As asset management CEOs pass the baton to their successors, will the new guard of leaders transform the industry? Are investment firms bringing in leaders with new skill sets and mindsets?
Asset managers have been switching CEOs at an unprecedented rate, a sign that the investment sector itself is at a turning point.
Last year alone saw new CEOs installed at Aegon Asset Management, Allianz Global Investors, AXA Investment Managers, BMO Global Asset Management, Fidelity Investments, GAM, HSBC Asset Management, J.P. Morgan Asset Management, JO Hambro Capital Management, Jupiter Fund Management, Legal & General Investment Management, M&G Investments, Martin Currie, Wells Fargo Asset Management and several smaller firms. Looking further back, in Q4 2018 the CEO role changed hands at DWS Group, Fidelity International and Macquarie Asset Management.
In the first quarter of this year, chief executives are taking the helm at Architas, Franklin Templeton, Nuveen and Waverton Investment Management. FTfm recently predicted that more CEOs will move on this year.
A confluence of factors are driving the turnover: M&A activity and consolidation; a shift from dual CEOs to a single head; generational change as CEOs retire and formulate succession plans; stakeholder dissatisfaction in some cases; and appointments creating their own momentum given that departing CEOs (some of whom moved to competitors) and interim leaders need to replaced.
So where are the new chiefs coming from? Are firms looking outside for new ideas or promoting their own people?
Looking at a snapshot of 31 new CEOs or Co-CEOs appointed in 2019 and 2020, appointments were evenly split between internal promotions (15) and external hires (16).
A third (29%) of the new chieftains held group or regional CEO roles at other firms, so the industry as a whole is not undergoing so dramatic a leadership transformation as it might first appear. It’s a case of more musical chairs, rather than a changing of the guard.
Six people (19%) held investment roles, which is to be expected given that investment is the beating heart of asset management.
The number of leaders who rose up through the distribution channel (seven people or 23%) is a bell-weather for its crucial importance. Success in the investment industry no longer hinges solely upon alpha generation, but also upon harnessing distribution channels, leveraging scale, entering new markets (Asia in particular), beta replication, ruthless cost control – and, above all, the ability to deliver what clients want and need, such as bespoke solutions and sustainable investments.
The remaining appointments draw from across the C-suite. Two of the new CEOs were promoted from the COO seat and one from CRO. Another was a CFO elsewhere. One executive was a Deputy CEO and two people were Co-CEOs who last year assumed sole responsibility.

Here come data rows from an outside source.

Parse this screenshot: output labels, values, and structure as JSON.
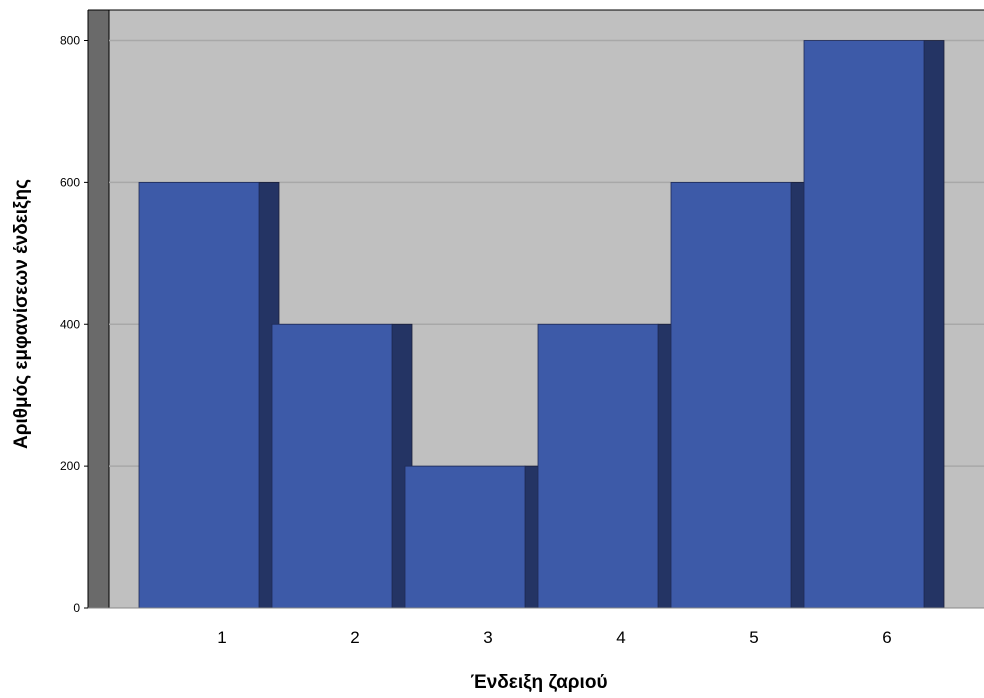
{
  "chart_data": {
    "type": "bar",
    "style": "3d",
    "categories": [
      "1",
      "2",
      "3",
      "4",
      "5",
      "6"
    ],
    "values": [
      600,
      400,
      200,
      400,
      600,
      800
    ],
    "xlabel": "Ένδειξη ζαριού",
    "ylabel": "Αριθμός εμφανίσεων ένδειξης",
    "ylim": [
      0,
      843
    ],
    "yticks": [
      "0",
      "200",
      "400",
      "600",
      "800"
    ],
    "grid": true,
    "colors": {
      "bar_front": "#3d5aa8",
      "bar_side": "#243464",
      "plot_background": "#c0c0c0",
      "gridline": "#a8a8a8",
      "left_wall": "#6a6a6a"
    }
  }
}
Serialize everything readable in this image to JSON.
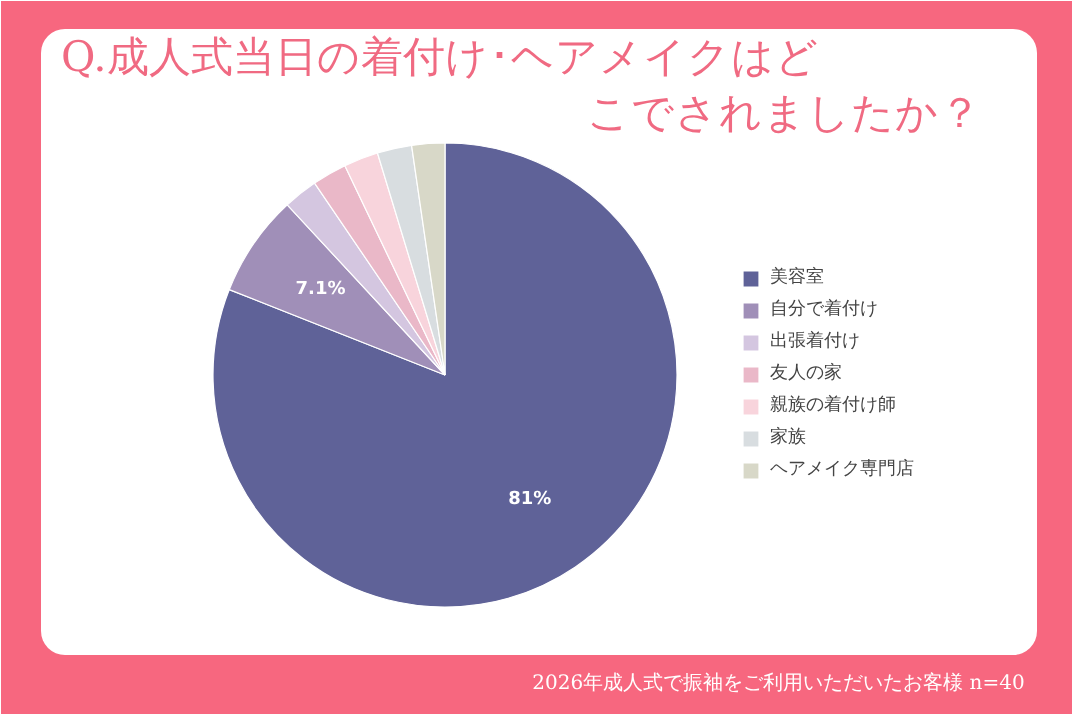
{
  "chart_data": {
    "type": "pie",
    "title": "Q.成人式当日の着付け･ヘアメイクはどこでされましたか？",
    "categories": [
      "美容室",
      "自分で着付け",
      "出張着付け",
      "友人の家",
      "親族の着付け師",
      "家族",
      "ヘアメイク専門店"
    ],
    "values": [
      81,
      7.1,
      2.4,
      2.4,
      2.4,
      2.4,
      2.3
    ],
    "colors": [
      "#5f6298",
      "#a08fb8",
      "#d4c6e0",
      "#eab8c8",
      "#f8d4dc",
      "#d8dde0",
      "#d8d8c8"
    ],
    "value_labels": [
      "81%",
      "7.1%",
      null,
      null,
      null,
      null,
      null
    ],
    "legend": "right",
    "annotations": [
      "2026年成人式で振袖をご利用いただいたお客様  n=40"
    ]
  }
}
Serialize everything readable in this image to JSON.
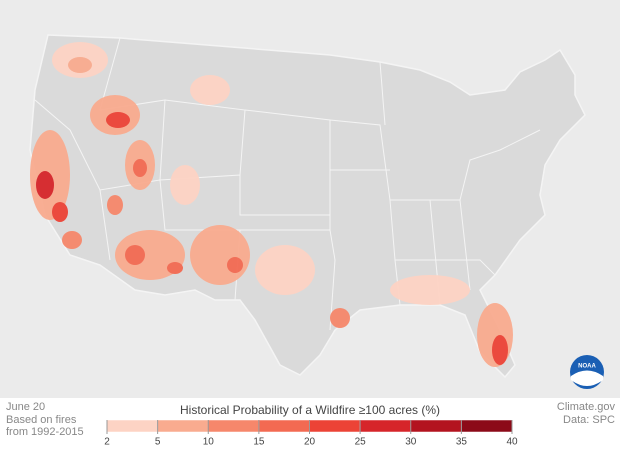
{
  "caption": {
    "date": "June 20",
    "note_line1": "Based on fires",
    "note_line2": "from 1992-2015"
  },
  "credits": {
    "source": "Climate.gov",
    "data": "Data: SPC",
    "logo": "NOAA"
  },
  "legend": {
    "title": "Historical Probability of a Wildfire ≥100 acres (%)",
    "breaks": [
      2,
      5,
      10,
      15,
      20,
      25,
      30,
      35,
      40
    ],
    "colors": [
      "#fdd3c4",
      "#f9ab8f",
      "#f6876b",
      "#f36a52",
      "#ec4336",
      "#d6252a",
      "#b3131f",
      "#8c0a18",
      "#5e0612"
    ]
  }
}
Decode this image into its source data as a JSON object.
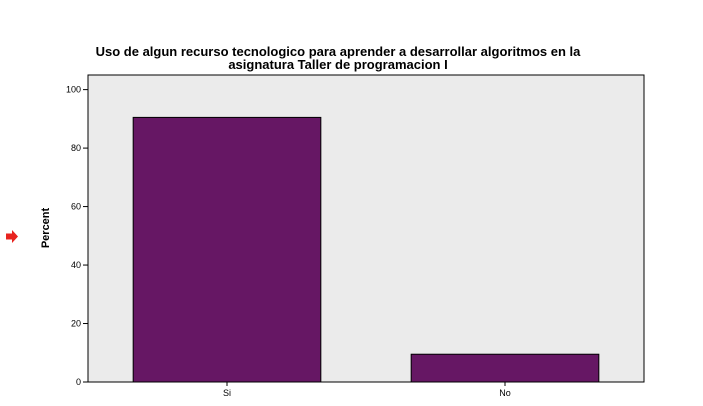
{
  "chart_data": {
    "type": "bar",
    "title": [
      "Uso de algun recurso tecnologico para aprender a desarrollar algoritmos en la",
      "asignatura Taller de programacion I"
    ],
    "xlabel": "",
    "ylabel": "Percent",
    "categories": [
      "Si",
      "No"
    ],
    "values": [
      90.5,
      9.5
    ],
    "ylim": [
      0,
      105
    ],
    "yticks": [
      0,
      20,
      40,
      60,
      80,
      100
    ],
    "grid": false,
    "colors": {
      "bar": "#661764",
      "plot_background": "#ebebeb",
      "marker_arrow": "#e8231f"
    }
  }
}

Two additional people have broad leadership experience across a variety of functions.
The next generation of leaders face gargantuan challenges. Multi-year trends such as digital innovation, climate change and the rise of China are disrupting the investment industry. Profit margins are shrinking due to fee pressure and competition from passive management. Costs are rising as investment in technology becomes imperative and regulatory scrutiny intensifies. Consolidation continues as businesses meld together to enhance their distribution muscle and achieve cost synergies, yet M&A activity creates its own challenges, not least retaining clients and employees.
Turnover creates an opportunity for soul-searching and to set a new direction. We may yet look back on 2019 as a turning point for the investment industry.